ALK3 was also important during the morphogenesis of atrioventricular valves and annulus fibrosus and studies demonstrated that inactivation of Alk3 in the atrioventricular canal myocardium causes abnormalities. 29 This cardiac phenotype was consistent with our patients who carried a larger 10q deletions (atrioventricular septal defect [AVSD], atrial septal defect, VSD, and tricuspid insufficiency).

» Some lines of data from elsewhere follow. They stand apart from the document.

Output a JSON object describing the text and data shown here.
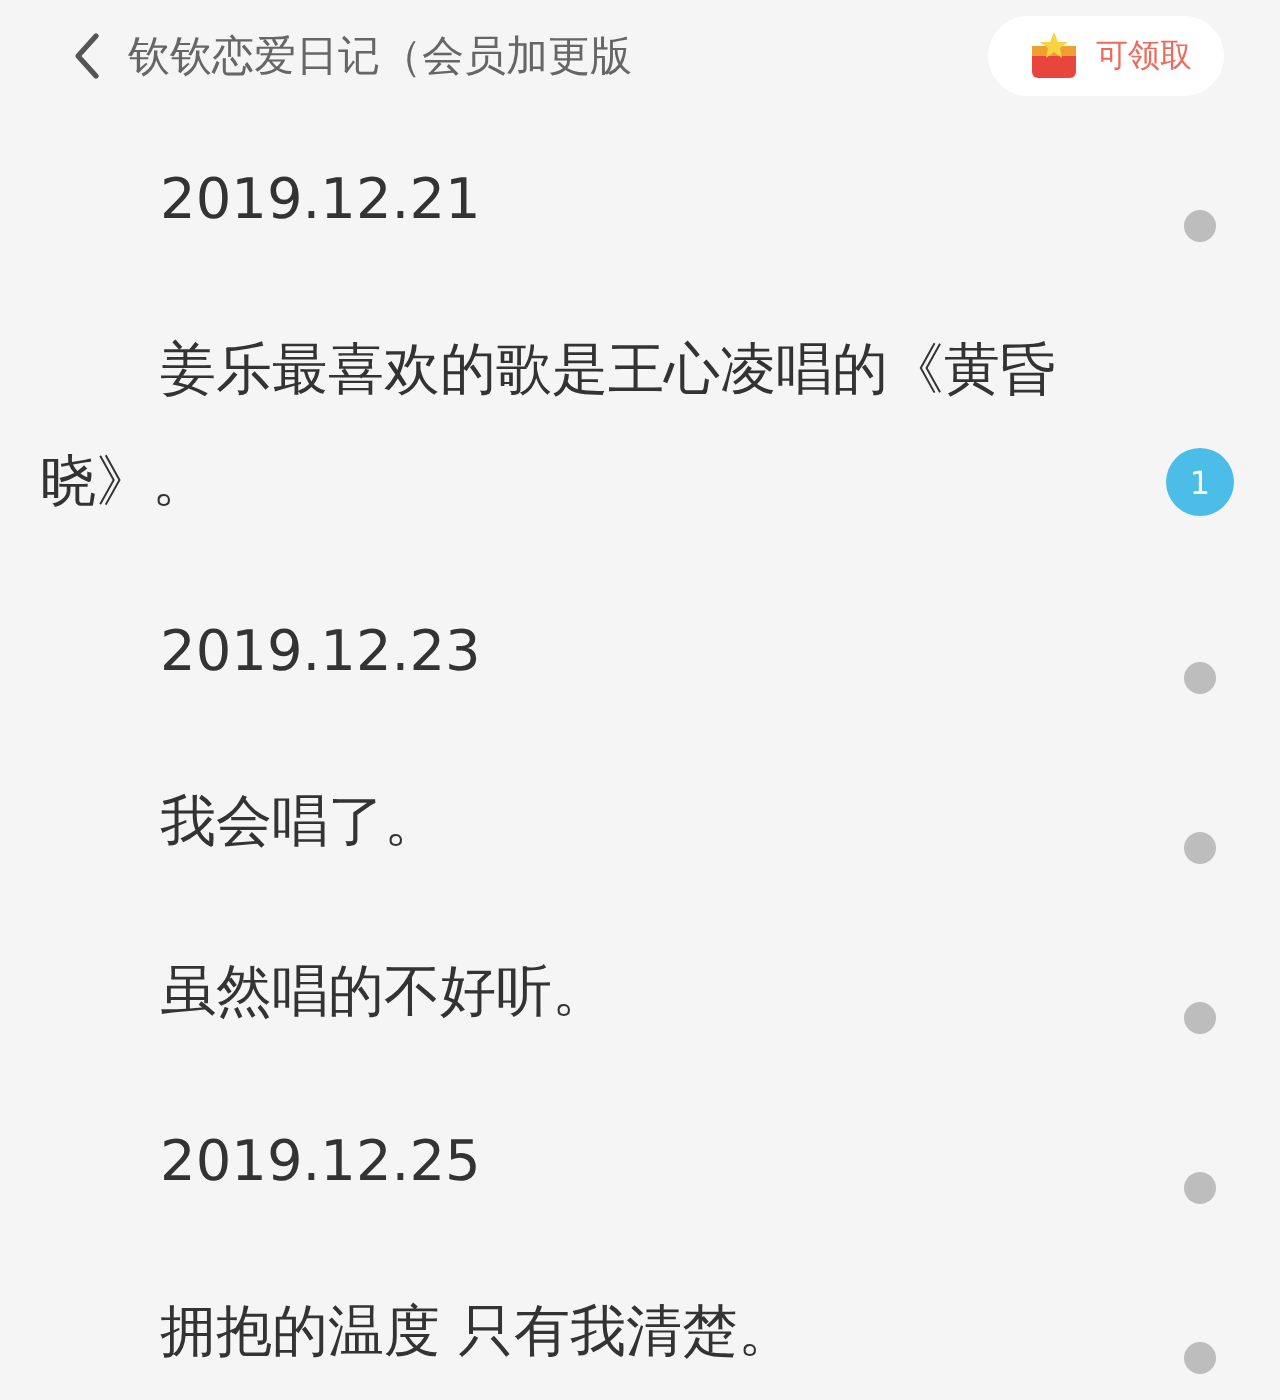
{
  "header": {
    "title": "钦钦恋爱日记（会员加更版",
    "reward_button": "可领取"
  },
  "paragraphs": [
    {
      "text": "2019.12.21",
      "marker": {
        "kind": "dot"
      }
    },
    {
      "text": "姜乐最喜欢的歌是王心凌唱的《黄昏晓》。",
      "marker": {
        "kind": "count",
        "count": "1"
      }
    },
    {
      "text": "2019.12.23",
      "marker": {
        "kind": "dot"
      }
    },
    {
      "text": "我会唱了。",
      "marker": {
        "kind": "dot"
      }
    },
    {
      "text": "虽然唱的不好听。",
      "marker": {
        "kind": "dot"
      }
    },
    {
      "text": "2019.12.25",
      "marker": {
        "kind": "dot"
      }
    },
    {
      "text": "拥抱的温度 只有我清楚。",
      "marker": {
        "kind": "dot"
      }
    }
  ]
}
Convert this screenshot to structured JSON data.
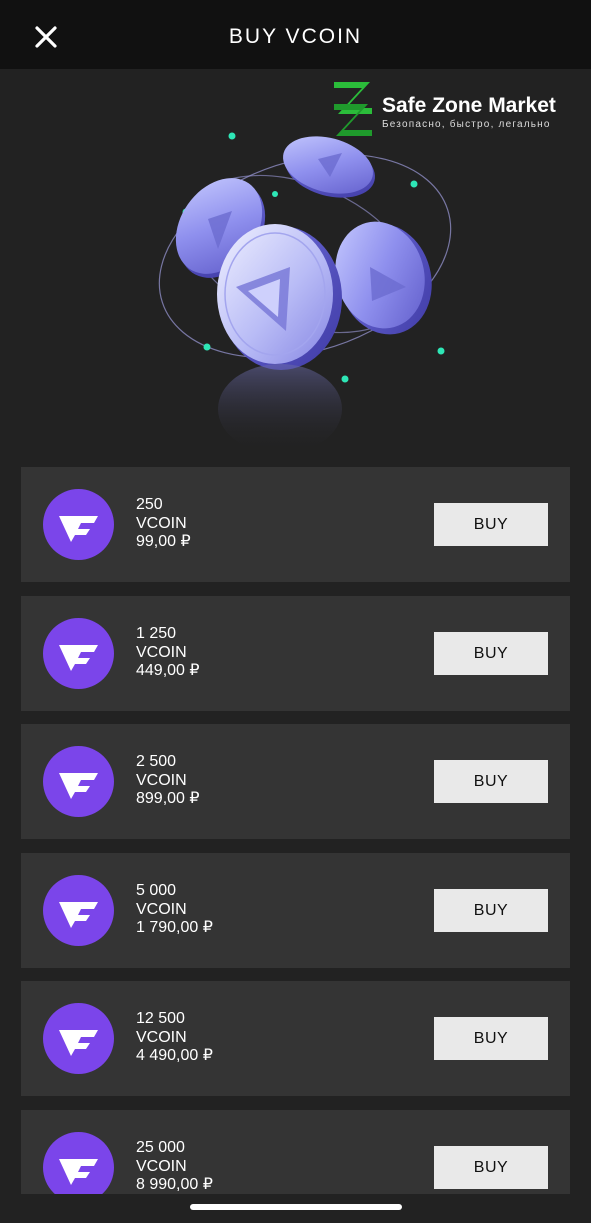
{
  "header": {
    "title": "BUY VCOIN",
    "close_icon": "close-icon"
  },
  "watermark": {
    "title": "Safe Zone Market",
    "subtitle": "Безопасно, быстро, легально",
    "brand_color": "#2bbd3a"
  },
  "offers": [
    {
      "amount": "250",
      "currency": "VCOIN",
      "price": "99,00 ₽",
      "button": "BUY"
    },
    {
      "amount": "1 250",
      "currency": "VCOIN",
      "price": "449,00 ₽",
      "button": "BUY"
    },
    {
      "amount": "2 500",
      "currency": "VCOIN",
      "price": "899,00 ₽",
      "button": "BUY"
    },
    {
      "amount": "5 000",
      "currency": "VCOIN",
      "price": "1 790,00 ₽",
      "button": "BUY"
    },
    {
      "amount": "12 500",
      "currency": "VCOIN",
      "price": "4 490,00 ₽",
      "button": "BUY"
    },
    {
      "amount": "25 000",
      "currency": "VCOIN",
      "price": "8 990,00 ₽",
      "button": "BUY"
    }
  ],
  "colors": {
    "background": "#222222",
    "header": "#111111",
    "card": "#343434",
    "accent": "#7b45ea",
    "button": "#e9e9e9"
  }
}
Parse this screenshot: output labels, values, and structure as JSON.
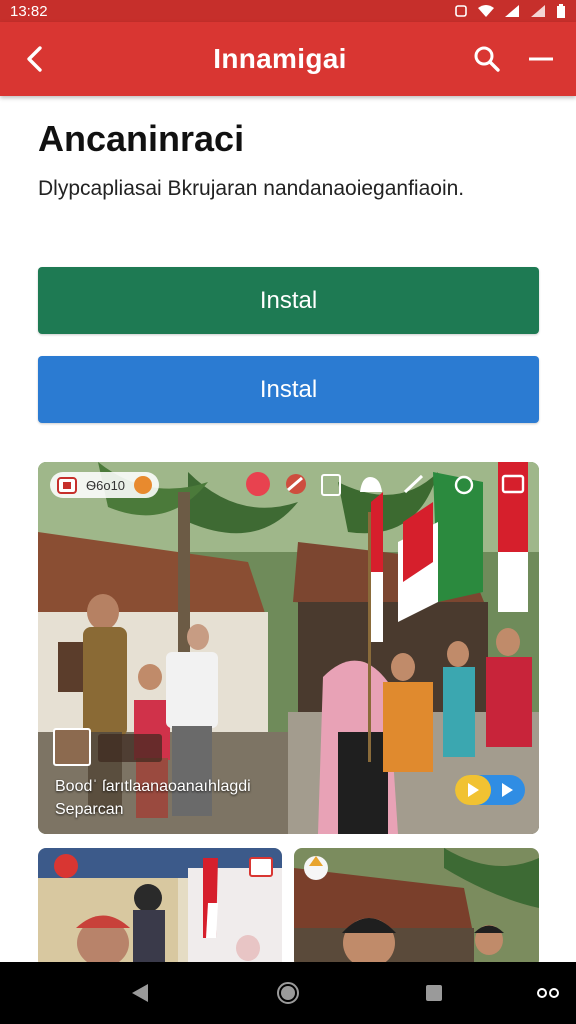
{
  "status_bar": {
    "time": "13:82"
  },
  "app_bar": {
    "title": "Innamigai"
  },
  "main": {
    "heading": "Ancaninraci",
    "subtitle": "Dlypcapliasai Bkrujaran nandanaoieganfiaoin."
  },
  "buttons": [
    {
      "label": "Instal",
      "color": "#1e7a53"
    },
    {
      "label": "Instal",
      "color": "#2b7bd2"
    }
  ],
  "feature_card": {
    "pill_text": "Ѳ6ᴏ10",
    "caption_line1": "Boodˈ ſarıtlaanaoanaıhlagdi",
    "caption_line2": "Separcan"
  },
  "colors": {
    "primary": "#d93632",
    "status": "#c62f2b"
  }
}
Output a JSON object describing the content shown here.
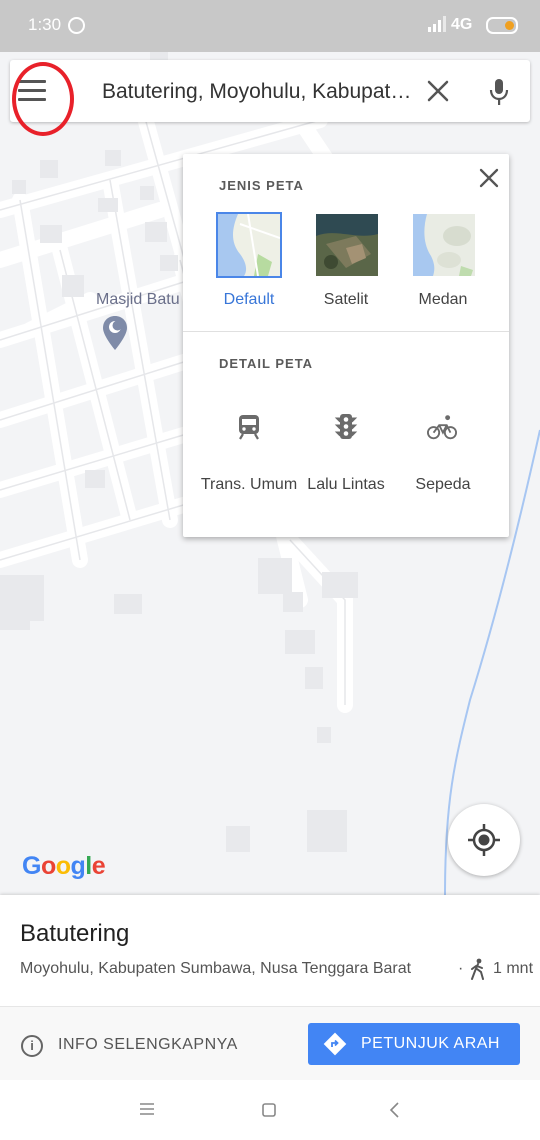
{
  "status_bar": {
    "time": "1:30",
    "network": "4G",
    "icons": [
      "hotspot-icon",
      "signal-icon",
      "battery-icon"
    ]
  },
  "search": {
    "query": "Batutering, Moyohulu, Kabupaten Sumbawa, Nusa Tenggara Barat",
    "icons": [
      "menu-icon",
      "close-icon",
      "mic-icon"
    ]
  },
  "map": {
    "poi_label": "Masjid Batu",
    "poi_icon": "mosque-pin-icon"
  },
  "layers_panel": {
    "map_type_title": "JENIS PETA",
    "map_types": [
      {
        "label": "Default",
        "selected": true
      },
      {
        "label": "Satelit",
        "selected": false
      },
      {
        "label": "Medan",
        "selected": false
      }
    ],
    "details_title": "DETAIL PETA",
    "details": [
      {
        "label": "Trans. Umum",
        "icon": "transit-icon"
      },
      {
        "label": "Lalu Lintas",
        "icon": "traffic-icon"
      },
      {
        "label": "Sepeda",
        "icon": "bicycle-icon"
      }
    ]
  },
  "google_logo": {
    "letters": [
      "G",
      "o",
      "o",
      "g",
      "l",
      "e"
    ],
    "colors": [
      "#4285F4",
      "#EA4335",
      "#FBBC05",
      "#4285F4",
      "#34A853",
      "#EA4335"
    ]
  },
  "place": {
    "title": "Batutering",
    "subtitle": "Moyohulu, Kabupaten Sumbawa, Nusa Tenggara Barat",
    "separator": "·",
    "walk_time": "1 mnt"
  },
  "actions": {
    "info_label": "INFO SELENGKAPNYA",
    "directions_label": "PETUNJUK ARAH"
  },
  "colors": {
    "accent": "#4285f4",
    "active_text": "#3876d8",
    "annotation_circle": "#e8212a"
  }
}
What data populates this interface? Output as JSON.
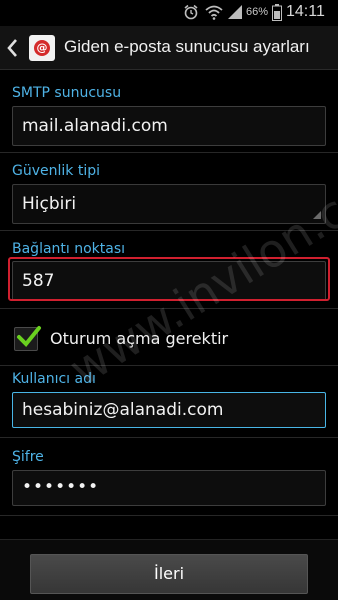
{
  "status_bar": {
    "battery_percent": "66%",
    "time": "14:11",
    "icons": [
      "alarm-icon",
      "wifi-icon",
      "signal-icon",
      "battery-icon"
    ]
  },
  "header": {
    "title": "Giden e-posta sunucusu ayarları",
    "back_icon": "chevron-left-icon",
    "app_icon": "email-app-icon"
  },
  "form": {
    "smtp_server": {
      "label": "SMTP sunucusu",
      "value": "mail.alanadi.com"
    },
    "security_type": {
      "label": "Güvenlik tipi",
      "value": "Hiçbiri"
    },
    "port": {
      "label": "Bağlantı noktası",
      "value": "587"
    },
    "require_login": {
      "label": "Oturum açma gerektir",
      "checked": true
    },
    "username": {
      "label": "Kullanıcı adı",
      "value": "hesabiniz@alanadi.com"
    },
    "password": {
      "label": "Şifre",
      "value": "•••••••"
    }
  },
  "footer": {
    "next_label": "İleri"
  },
  "watermark": "www.invilon.com",
  "colors": {
    "label": "#4fb3e6",
    "highlight": "#d0202f",
    "check": "#6ad11f",
    "focus": "#49b6e6"
  }
}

In a case who underwent amino synthesis at 18 weeks of gestation because of left heart hypoplasia, VSD, cystic hygroma, posterior fossa anomaly, we detected 8p22.3–p23.2 deletion and 8q21.3–q24.3 duplication. Babies who carry 8p23 deletions do not develop any problem during pregnancy and delivered via normal birth. After delivery, they can be identified. In our study population, structural anomalies were detected as a result of ultrasound examination. According to the literature, heart defects developed in 75% of children with a terminal deletion of 8p23 and 94% of those with an interstitial deletion. The GATA4 gene (GATA binding protein 4) was located proximal part of band 8p23.1 and responsible for heart conditions. 30 Spectrum of heart defects varies. AVSD accounts for almost half of the heart conditions in children who carry an 8p23 deletion. Pulmonary stenosis, atrial septal defects, ventricular septal defects, hypoplastic left heart syndrome, and congenital diaphragmatic hernia were also reported during the 8p23 deletion. Newborn babies who have CHD may have respiratory distress and may require oxygen and/or breathing assistance. Surgery is necessary to repair the hole. According to the Wat studies interstitial 8p23 deletion and terminal 8p23 deletion were detected in affected cases. 31 But on the other side there were limited literature information regarding the 8q duplication. In one series, 30 babies out of 33 were born with a heart defect. In another series, nine babies out of 20 were born with a duplication from 8q13–24 to 8qter had a heart defect. The typical heart defect in babies with 8q duplications is known as a conotruncal defect. Recombinant eight syndrome occurs in as many as two-thirds of babies. Conotruncal defects arise 5 to 6 weeks after conception when the heart is still an S-shaped tube with upper and lower bulges. 32 33

In one patient, a right-located heart anomaly was reported in our study population. We detected 11q24.2q24.5 (9 Mb) deletion and this result was confirmed by aCGH analysis. When we compared the phenotype of our patient with literature that describes a new patient carrying the large interstitial 11q deletion who exhibits the Jacobsen syndrome (JBS; OMIM 147791) phenotype. To our knowledge, only five patients with an overlapping deletion in 11q24.3q25 have been reported. 34 35 36 37 38 Thrombocytopenia, developmental delay, CHD, and short stature were the characteristic clinical findings of 11q deletion. 39 The breakpoints are located to the distal to subband 11q23.3 and the deletion usually extends to the telomere and interstitial deletions rarely occurred within the JBS region. In our patient, 11q24.2q24.3 deleted region contains eight OMIM genes: ETS1, FLI1, SENCR, KCNJ1, KCNJ5, ARHGAP32 (RICS), TP53AIP1, and BARX2. ETS1 and FLI-1 were the members of the ETS family of transcription factors and ETS-1 plays an important role in a wide range of biological functions. Recent studies showed that ETS plays key role during the heart development in nonmammalian and mammalian species. 40 41 42 43 44 These findings indicated that ETS-1 should be a candidate gene for CHD in our patient. 35

Conclusion

Prenatal diagnosis is important in CHD. After ultrasonic examination, genetic evaluation of pregnancy should be planned. Depending on the malformation type, the risk of aneuploidy varies. To identify possible genetic alterations, G-banding, chromosomal microarray or if needed DNA mutation analysis and direct sequence analysis should be planned. Our study highlights the importance of genetic testing in CHD.